Search code examples
javajsonapache-kafkaapache-kafka-streams

How does this aggregation works in the Kafka stream?


I'm new to the Apache Kafka. I read the code of a steam application and stumbled upon the aggregation operation. I try to understand it on my own and I need the confirmation if I'm being correct to interpret.

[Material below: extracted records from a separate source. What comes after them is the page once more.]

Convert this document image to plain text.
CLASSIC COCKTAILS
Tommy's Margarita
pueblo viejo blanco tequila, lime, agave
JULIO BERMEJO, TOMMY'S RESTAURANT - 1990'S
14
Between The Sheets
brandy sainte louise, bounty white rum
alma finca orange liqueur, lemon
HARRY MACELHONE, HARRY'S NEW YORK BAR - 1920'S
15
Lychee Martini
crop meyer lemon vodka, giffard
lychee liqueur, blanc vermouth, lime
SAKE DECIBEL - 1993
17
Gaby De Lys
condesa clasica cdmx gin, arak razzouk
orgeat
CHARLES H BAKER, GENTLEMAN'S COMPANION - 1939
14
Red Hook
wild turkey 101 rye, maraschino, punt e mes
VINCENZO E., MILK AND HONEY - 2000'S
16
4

The code snippet to read from the topic and aggregation is provided below,

// json Serde
final Serializer<JsonNode> jsonSerializer = new JsonSerializer();
final Deserializer<JsonNode> jsonDeserializer = new JsonDeserializer();
final Serde<JsonNode> jsonSerde = Serdes.serdeFrom(jsonSerializer, jsonDeserializer);


KStreamBuilder builder = new KStreamBuilder();

// read from the topic 'bank-transactions' as `KStream`. I provided the producer below 
KStream<String, JsonNode> bankTransactions = builder.stream(Serdes.String(), jsonSerde, "bank-transactions");

// we define the grouping and aggregation here 
KTable<String, JsonNode> bankBalance = bankTransactions.groupByKey(Serdes.String(), jsonSerde)
    .aggregate(
            () -> initialBalance,
            (key, transaction, balance) -> newBalance(transaction, balance),
            jsonSerde,
            "bank-balance-agg"
    );

The stream of data to the bank-transactions topic is produced as follows,

public static ProducerRecord<String, String> newRandomTransaction(String name) {
    // creates an empty json {}
    ObjectNode transaction = JsonNodeFactory.instance.objectNode();

    Integer amount = ThreadLocalRandom.current().nextInt(0, 100);

    // Instant.now() is to get the current time using Java 8
    Instant now = Instant.now();

    // we write the data to the json document
    transaction.put("name", name);
    transaction.put("amount", amount);
    transaction.put("time", now.toString());

    return new ProducerRecord<>("bank-transactions", name, transaction.toString());
}

The initial balance is initiated as follows,

// create the initial json object for balances
ObjectNode initialBalance = JsonNodeFactory.instance.objectNode();

initialBalance.put("count", 0);
initialBalance.put("balance", 0);
initialBalance.put("time", Instant.ofEpochMilli(0L).toString());

The newBalance method takes a transaction and balance and returns the new balance,

private static JsonNode newBalance(JsonNode transaction, JsonNode balance) {
    // create a new balance json object
    ObjectNode newBalance = JsonNodeFactory.instance.objectNode();

    newBalance.put("count", balance.get("count").asInt() + 1);
    newBalance.put("balance", balance.get("balance").asInt() + transaction.get("amount").asInt());

    Long balanceEpoch = Instant.parse(balance.get("time").asText()).toEpochMilli();
    Long transactionEpoch = Instant.parse(transaction.get("time").asText()).toEpochMilli();

    Instant newBalanceInstant = Instant.ofEpochMilli(Math.max(balanceEpoch, transactionEpoch));
    newBalance.put("time", newBalanceInstant.toString());

    return newBalance;
}

I have 2 questions about the grouping and aggregation,

a. Is the groupByKey is grouping by the Serdes.String() and the jsonSerde is only performing the serialization and deserialization for the steam data? The Serdes.String() is a name String in the newRandomTransaction method.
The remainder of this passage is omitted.